Not all drug traffickers are sentenced to death
Pritam Singh is aware that activists are appalled by the recent rise in executions. However, he wants to clarify that not all drug traffickers are sentenced to death.
Those who divulge information to help disrupt drug trafficking activities are given a certificate of substantive assistance, which may spare them from a mandatory death penalty. Of course, they must also show that they were only involved in transporting the drugs and nothing more.
“From 2013 to early 2022, certificates of substantive assistance were issued to 82 out of 104 drug traffickers… about 78% of drug traffickers were not sentenced to death even though they would have brought enough drugs into Singapore to face the mandatory death penalty.
These numbers provide a much more nuanced picture as to the number of individuals sentenced to death by the Singapore courts for drug trafficking.”LO Pritam Singh
Death penalty deters drug crimes
Some argue that the death penalty does not stop people from committing the crime and should therefore be repealed. Nevertheless, Pritam Singh feels the existence of it will make it more difficult for drug kingpins to hire people to traffic drugs into Singapore. It will also make couriers think twice about tempting fate. Without it, we will have more drug traffickers and victims.
Drug laws and public opinion
Although Pritam Singh thinks the death penalty should stay, he said our drug laws can be improved. There are talks about preventing lawyers of drug traffickers from deliberately delaying their death sentences.
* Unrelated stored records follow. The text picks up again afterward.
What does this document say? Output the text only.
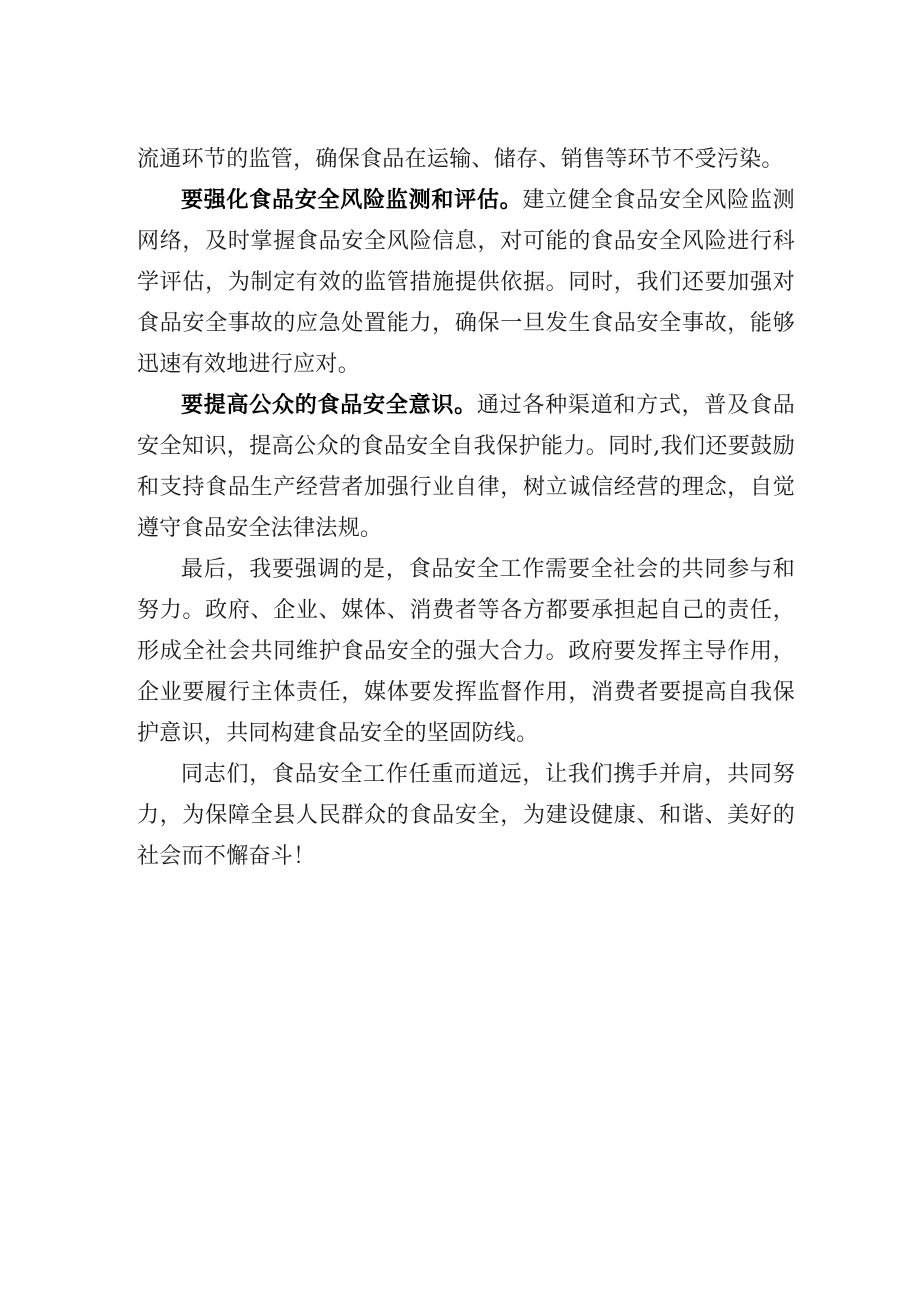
流通环节的监管，确保食品在运输、储存、销售等环节不受污染。

要强化食品安全风险监测和评估。建立健全食品安全风险监测网络，及时掌握食品安全风险信息，对可能的食品安全风险进行科学评估，为制定有效的监管措施提供依据。同时，我们还要加强对食品安全事故的应急处置能力，确保一旦发生食品安全事故，能够迅速有效地进行应对。

要提高公众的食品安全意识。通过各种渠道和方式，普及食品安全知识，提高公众的食品安全自我保护能力。同时,我们还要鼓励和支持食品生产经营者加强行业自律，树立诚信经营的理念，自觉遵守食品安全法律法规。

最后，我要强调的是，食品安全工作需要全社会的共同参与和努力。政府、企业、媒体、消费者等各方都要承担起自己的责任，形成全社会共同维护食品安全的强大合力。政府要发挥主导作用，企业要履行主体责任，媒体要发挥监督作用，消费者要提高自我保护意识，共同构建食品安全的坚固防线。

同志们，食品安全工作任重而道远，让我们携手并肩，共同努力，为保障全县人民群众的食品安全，为建设健康、和谐、美好的社会而不懈奋斗！
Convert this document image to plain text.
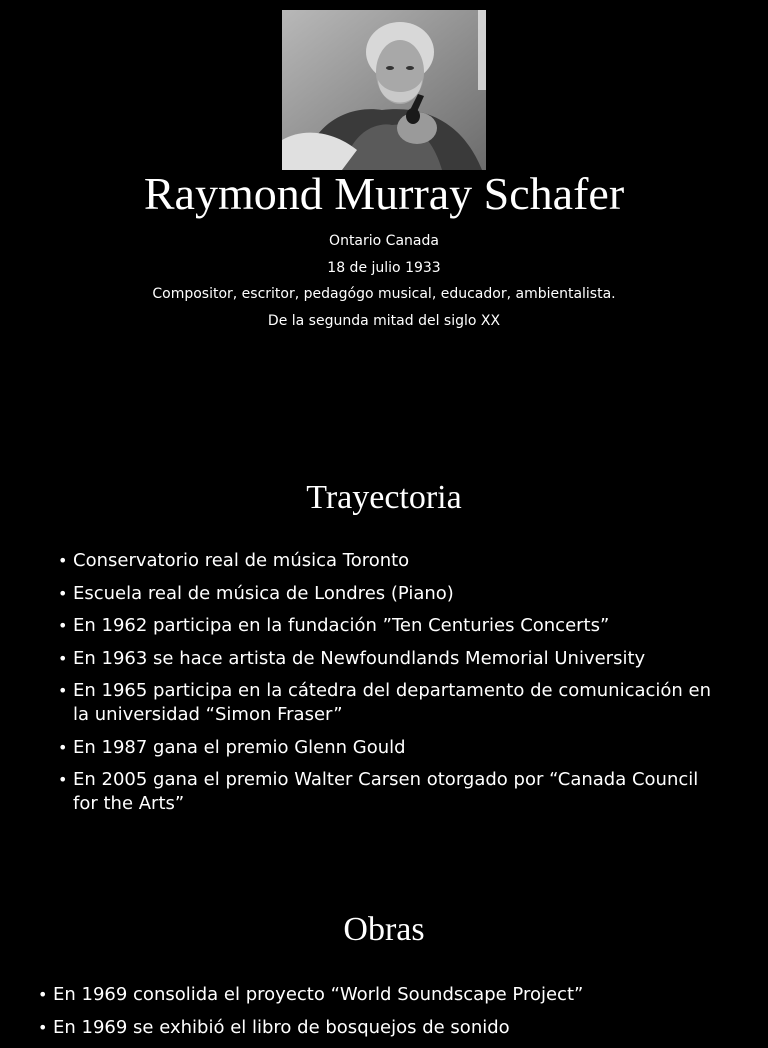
Raymond Murray Schafer
Ontario Canada
18 de julio 1933
Compositor, escritor, pedagógo musical, educador, ambientalista.
De la segunda mitad del siglo XX
Trayectoria
• Conservatorio real de música Toronto
• Escuela real de música de Londres (Piano)
• En 1962 participa en la fundación ”Ten Centuries Concerts”
• En 1963 se hace artista de Newfoundlands Memorial University
• En 1965 participa en la cátedra del departamento de comunicación en la universidad “Simon Fraser”
• En 1987 gana el premio Glenn Gould
• En 2005 gana el premio Walter Carsen otorgado por “Canada Council for the Arts”
Obras
• En 1969 consolida el proyecto “World Soundscape Project”
• En 1969 se exhibió el libro de bosquejos de sonido
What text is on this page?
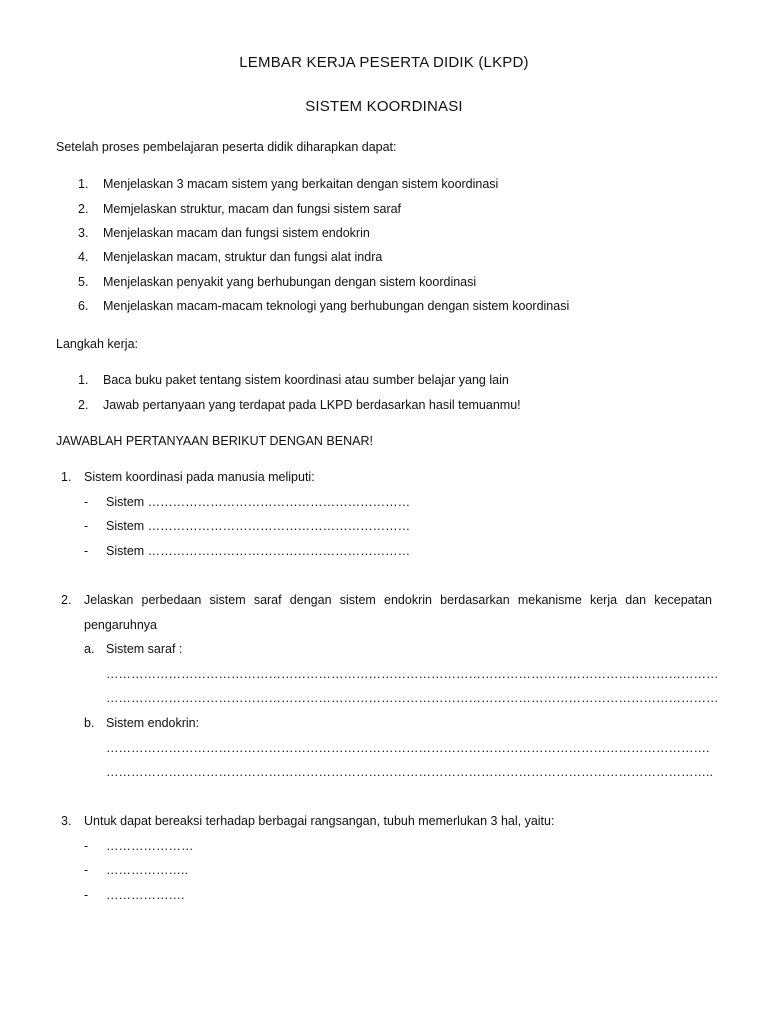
LEMBAR KERJA PESERTA DIDIK (LKPD)
SISTEM KOORDINASI
Setelah proses pembelajaran peserta didik diharapkan dapat:
1. Menjelaskan 3 macam sistem yang berkaitan dengan sistem koordinasi
2. Memjelaskan struktur, macam dan fungsi sistem saraf
3. Menjelaskan macam dan fungsi sistem endokrin
4. Menjelaskan macam, struktur dan fungsi alat indra
5. Menjelaskan penyakit yang berhubungan dengan sistem koordinasi
6. Menjelaskan macam-macam teknologi yang berhubungan dengan sistem koordinasi
Langkah kerja:
1. Baca buku paket tentang sistem koordinasi atau sumber belajar yang lain
2. Jawab pertanyaan yang terdapat pada LKPD berdasarkan hasil temuanmu!
JAWABLAH PERTANYAAN BERIKUT DENGAN BENAR!
1. Sistem koordinasi pada manusia meliputi:
- Sistem ………………………………………………………
- Sistem ………………………………………………………
- Sistem ………………………………………………………
2. Jelaskan perbedaan sistem saraf dengan sistem endokrin berdasarkan mekanisme kerja dan kecepatan
pengaruhnya
a. Sistem saraf :
…………………………………………………………………………………………………………………………………
…………………………………………………………………………………………………………………………………
b. Sistem endokrin:
……………………………………………………………………………………………………………………………….
………………………………………………………………………………………………………………………………..
3. Untuk dapat bereaksi terhadap berbagai rangsangan, tubuh memerlukan 3 hal, yaitu:
- …………………
- ………………..
- ……………….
Pritam Singh feels this should not be something that requires additional legislation. Rather, “the legal process [should] be perceived as open and running its natural course” since most Singaporeans already have a strong stance against drugs.
Even with a spike in the number of executions this year as well as international pressure to abolish the death penalty, the majority of the public, including LO Pritam Singh, still prefer to keep it.
“Drug traffickers continue to be viewed as criminals who must face up to harsh consequences for destroying many innocent lives and families.
The controversy over the death penalty for drug traffickers will not go away anytime soon. It will resurface each time a trafficker is due to be hanged.”LO Pritam Singh
The controversy is here to stay but should the same be said for the death penalty? Of course, we must not tolerate drug crimes but are we heading in the right direction?